Bitwa morska

Dodano:   /  Zmieniono: 
Który z krajów basenu Morza Śródziemnego zwabi w tym roku najwięcej turystów?


Jedna trzecia światowego ruchu turystycznego koncentruje się na ponad kilkunastu tysiącach kilometrów wybrzeża Morza Śródziemnego. Na sile przybiera rywalizacja między kurortami i regionami urlopowymi. Który z nich zwycięży tego lata? Czy Francja i Hiszpania z doskonałą bazą turystyczną zostaną zdystansowane w Wielki Jubileusz Roku 2000 przez Włochy? A może przegrają w konkurencji z romantyczną Portugalią lub stawiającą na prostotę Chorwacją?
Instynkt stadny europejskich turystów fascynuje analityków branży turystycznej. Z roku na rok jesteśmy zauroczeni innym rejonem Morza Śródziemnego - najbliższego, stosunkowo taniego, słonecznego kierunku urlopowych wycieczek. Jeszcze dziesięć lat temu przebojem lata były Hiszpania i Egipt, pięć lat temu Tunezja, dwa lata temu znosząca wizy Grecja, w ubiegłym roku tania Chorwacja. A w tym?

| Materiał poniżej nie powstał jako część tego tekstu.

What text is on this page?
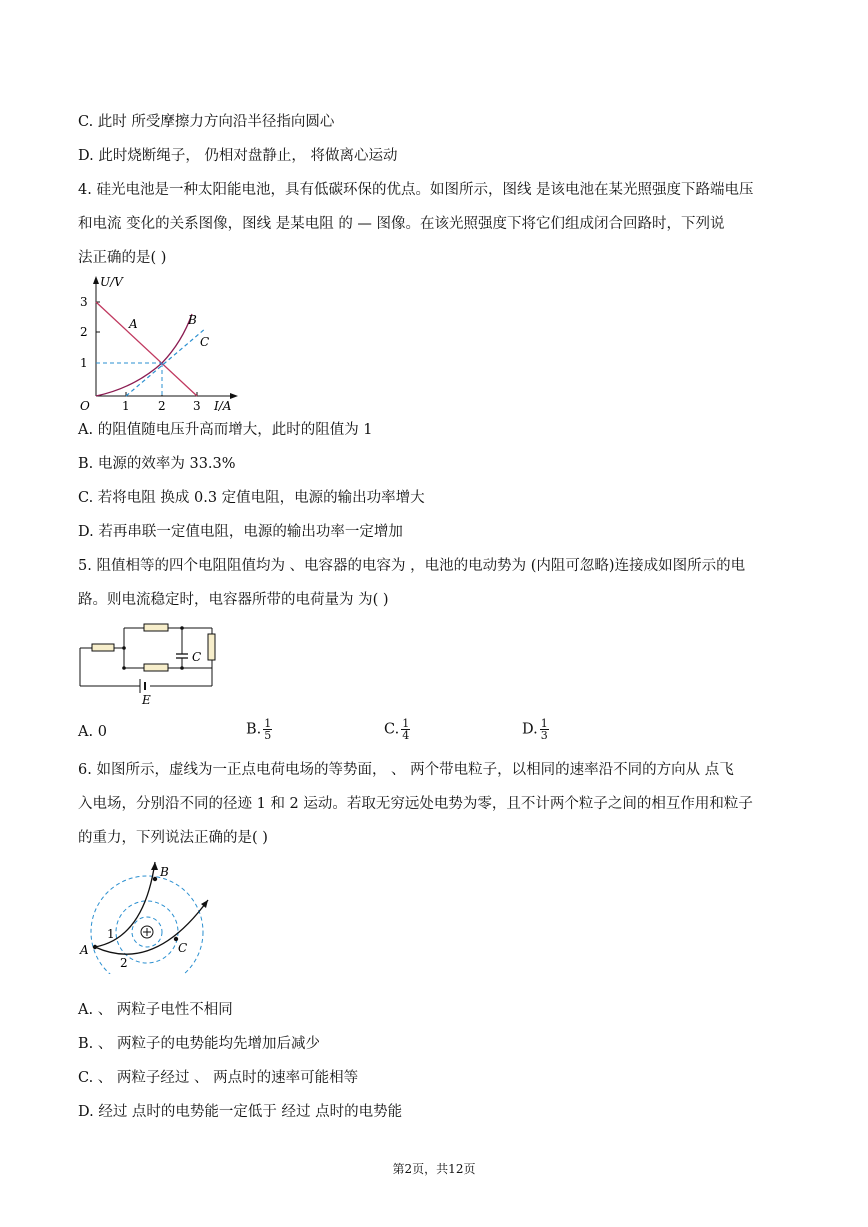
C. 此时 所受摩擦力方向沿半径指向圆心
D. 此时烧断绳子， 仍相对盘静止， 将做离心运动
4. 硅光电池是一种太阳能电池，具有低碳环保的优点。如图所示，图线 是该电池在某光照强度下路端电压
和电流 变化的关系图像，图线 是某电阻 的 — 图像。在该光照强度下将它们组成闭合回路时，下列说
法正确的是( )
U/V
I/A
O
3
2
1
1 2 3
A	B
C
A. 的阻值随电压升高而增大，此时的阻值为 1
B. 电源的效率为 33.3%
C. 若将电阻 换成 0.3 定值电阻，电源的输出功率增大
D. 若再串联一定值电阻，电源的输出功率一定增加
5. 阻值相等的四个电阻阻值均为 、电容器的电容为 ，电池的电动势为 (内阻可忽略)连接成如图所示的电
路。则电流稳定时，电容器所带的电荷量为 为( )
C
E
A. 0	B. $\frac{1}{5}$	C. $\frac{1}{4}$	D. $\frac{1}{3}$
6. 如图所示，虚线为一正点电荷电场的等势面， 、 两个带电粒子，以相同的速率沿不同的方向从 点飞
入电场，分别沿不同的径迹 1 和 2 运动。若取无穷远处电势为零，且不计两个粒子之间的相互作用和粒子
的重力，下列说法正确的是( )
A
B
C
1
2
A. 、 两粒子电性不相同
B. 、 两粒子的电势能均先增加后减少
C. 、 两粒子经过 、 两点时的速率可能相等
D. 经过 点时的电势能一定低于 经过 点时的电势能
第2页，共12页
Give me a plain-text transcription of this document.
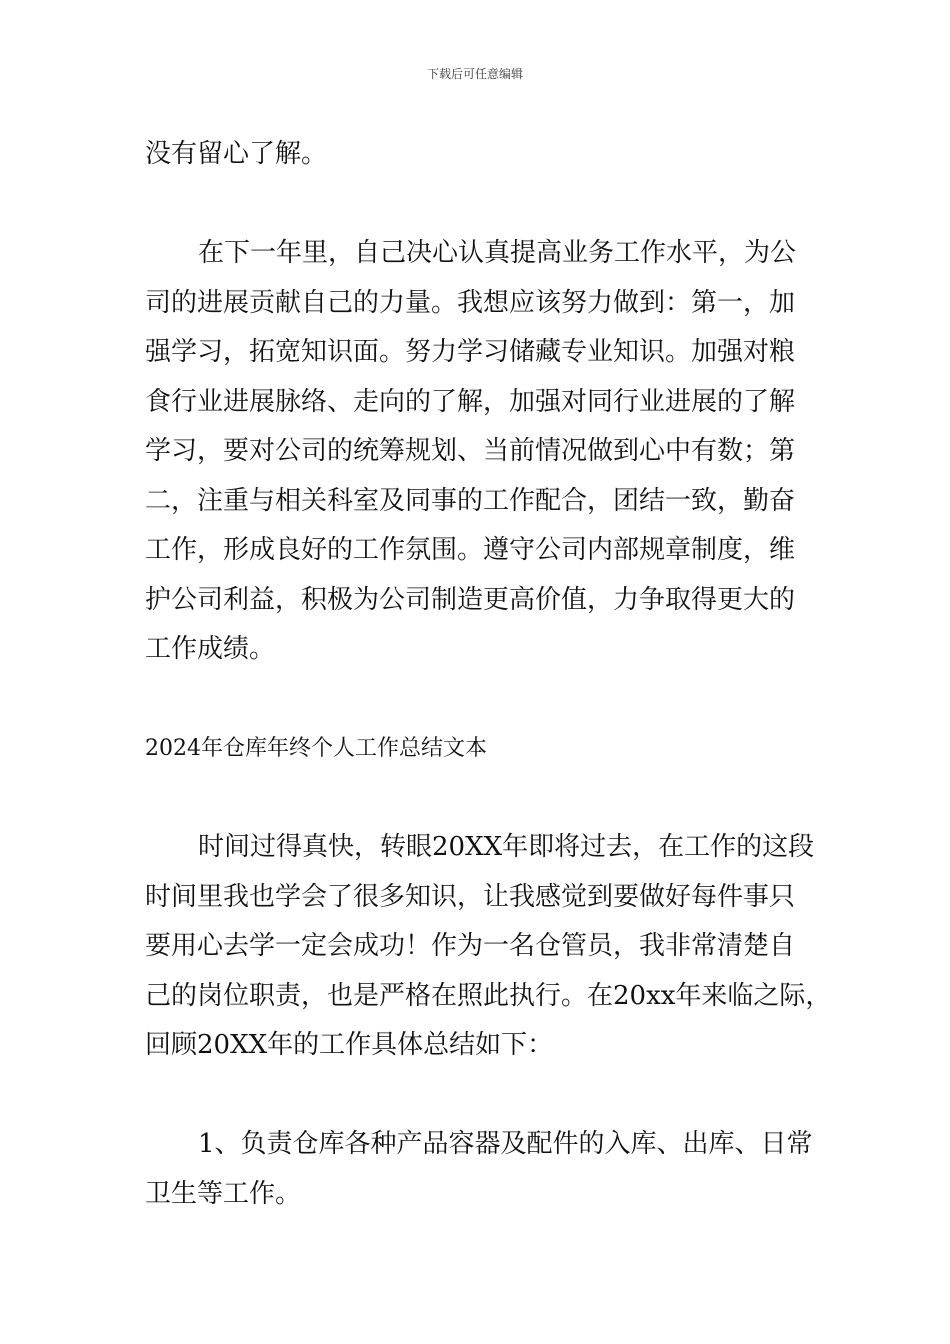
下载后可任意编辑
没有留心了解。
在下一年里，自己决心认真提高业务工作水平，为公
司的进展贡献自己的力量。我想应该努力做到：第一，加
强学习，拓宽知识面。努力学习储藏专业知识。加强对粮
食行业进展脉络、走向的了解，加强对同行业进展的了解
学习，要对公司的统筹规划、当前情况做到心中有数；第
二，注重与相关科室及同事的工作配合，团结一致，勤奋
工作，形成良好的工作氛围。遵守公司内部规章制度，维
护公司利益，积极为公司制造更高价值，力争取得更大的
工作成绩。
2024年仓库年终个人工作总结文本
时间过得真快，转眼20XX年即将过去，在工作的这段
时间里我也学会了很多知识，让我感觉到要做好每件事只
要用心去学一定会成功！作为一名仓管员，我非常清楚自
己的岗位职责，也是严格在照此执行。在20xx年来临之际，
回顾20XX年的工作具体总结如下：
1、负责仓库各种产品容器及配件的入库、出库、日常
卫生等工作。
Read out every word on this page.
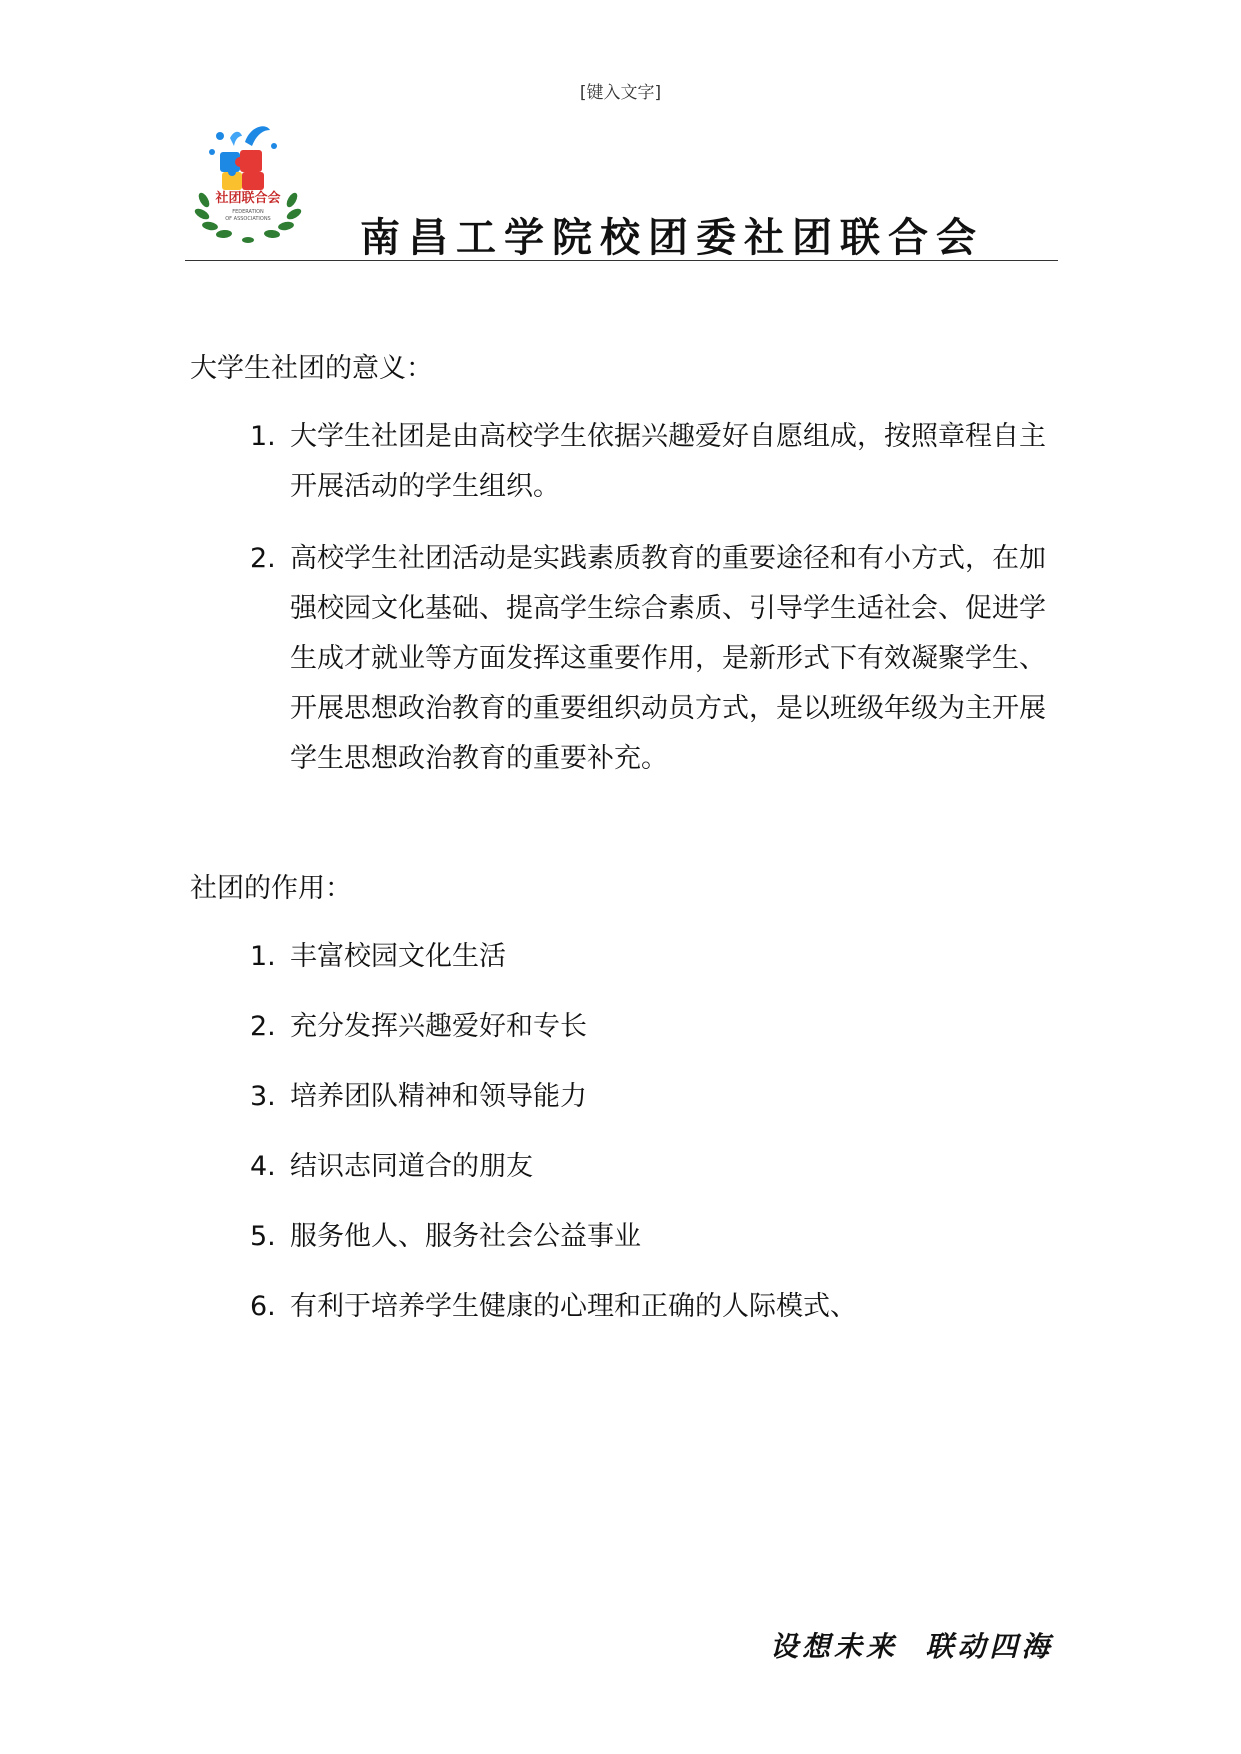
[键入文字]
社团联合会
FEDERATION
OF ASSOCIATIONS 南昌工学院校团委社团联合会
大学生社团的意义：
1. 大学生社团是由高校学生依据兴趣爱好自愿组成，按照章程自主开展活动的学生组织。
2. 高校学生社团活动是实践素质教育的重要途径和有小方式，在加强校园文化基础、提高学生综合素质、引导学生适社会、促进学生成才就业等方面发挥这重要作用，是新形式下有效凝聚学生、开展思想政治教育的重要组织动员方式，是以班级年级为主开展学生思想政治教育的重要补充。
社团的作用：
1. 丰富校园文化生活
2. 充分发挥兴趣爱好和专长
3. 培养团队精神和领导能力
4. 结识志同道合的朋友
5. 服务他人、服务社会公益事业
6. 有利于培养学生健康的心理和正确的人际模式、
设想未来  联动四海
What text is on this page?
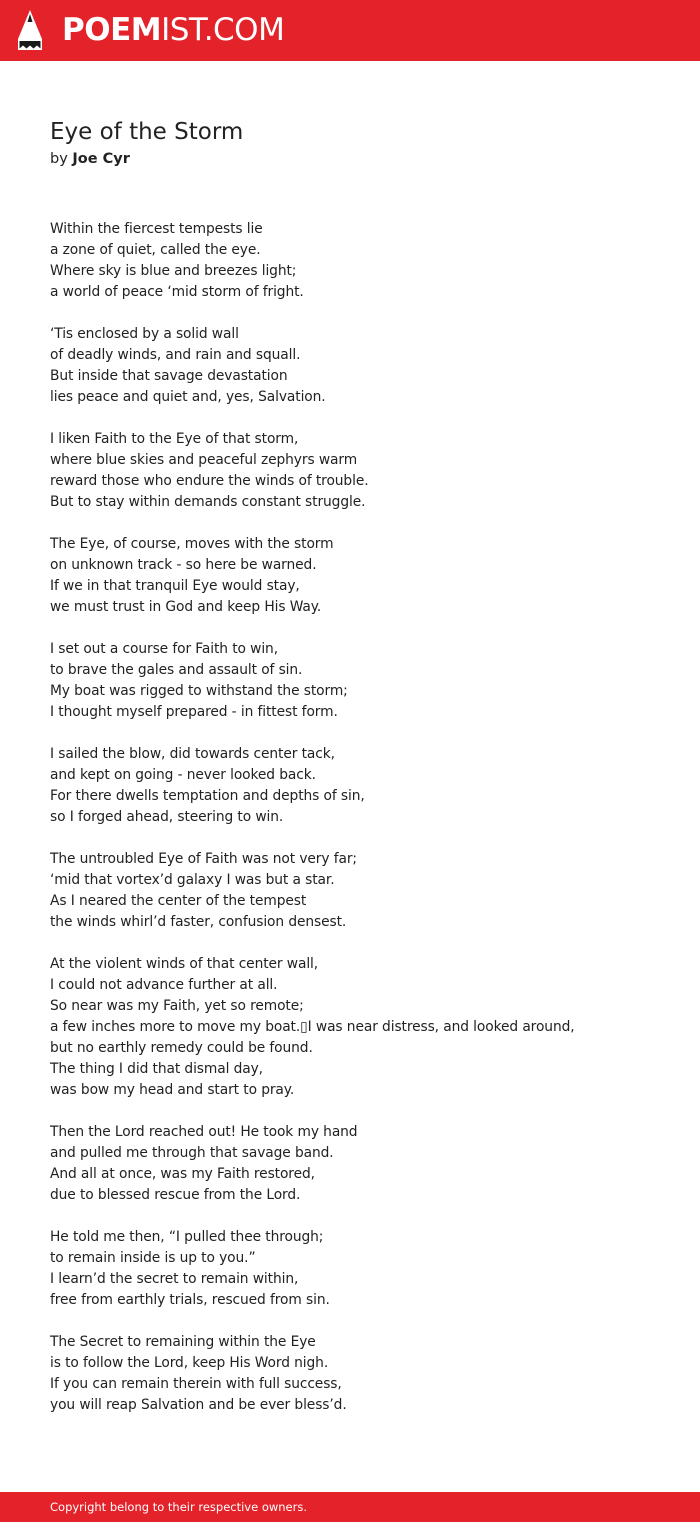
POEMIST.COM
Eye of the Storm
by Joe Cyr
Within the fiercest tempests lie
a zone of quiet, called the eye.
Where sky is blue and breezes light;
a world of peace ‘mid storm of fright.
‘Tis enclosed by a solid wall
of deadly winds, and rain and squall.
But inside that savage devastation
lies peace and quiet and, yes, Salvation.
I liken Faith to the Eye of that storm,
where blue skies and peaceful zephyrs warm
reward those who endure the winds of trouble.
But to stay within demands constant struggle.
The Eye, of course, moves with the storm
on unknown track - so here be warned.
If we in that tranquil Eye would stay,
we must trust in God and keep His Way.
I set out a course for Faith to win,
to brave the gales and assault of sin.
My boat was rigged to withstand the storm;
I thought myself prepared - in fittest form.
I sailed the blow, did towards center tack,
and kept on going - never looked back.
For there dwells temptation and depths of sin,
so I forged ahead, steering to win.
The untroubled Eye of Faith was not very far;
‘mid that vortex’d galaxy I was but a star.
As I neared the center of the tempest
the winds whirl’d faster, confusion densest.
At the violent winds of that center wall,
I could not advance further at all.
So near was my Faith, yet so remote;
a few inches more to move my boat.▯I was near distress, and looked around,
but no earthly remedy could be found.
The thing I did that dismal day,
was bow my head and start to pray.
Then the Lord reached out! He took my hand
and pulled me through that savage band.
And all at once, was my Faith restored,
due to blessed rescue from the Lord.
He told me then, “I pulled thee through;
to remain inside is up to you.”
I learn’d the secret to remain within,
free from earthly trials, rescued from sin.
The Secret to remaining within the Eye
is to follow the Lord, keep His Word nigh.
If you can remain therein with full success,
you will reap Salvation and be ever bless’d.
Copyright belong to their respective owners.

Chętnie wracamy do znanych nam klimatów, regionów, kuchni, a nawet hoteli - przekonują analizy Instytutu Turystyki. Być może dlatego na europejskiej mapie urlopowej tak silne jest miejsce Hiszpanii, notującej w ubiegłym roku wzrost liczby przyjeżdżających turystów aż o 8,8 proc. (w tym samym okresie liczba odwiedzających Turcję po trzęsieniu ziemi i w następstwie konfliktu wewnętrznego zmniejszyła się o 24,1 proc.). Giganty rynku turystycznego oferują stosunkowo tani, nieskomplikowany produkt: przelot charterem i dwutygodniowy wypoczynek w kilkusetpokojowym hotelu zlokalizowanym w pobliżu słonecznej zatłoczonej plaży na Costa Brava czy Costa del Sol. Dla koneserów i romantyków atutami wybrzeża kontynentalnego są Barcelona z Sagrada Familia i Grenada z Alhambrą.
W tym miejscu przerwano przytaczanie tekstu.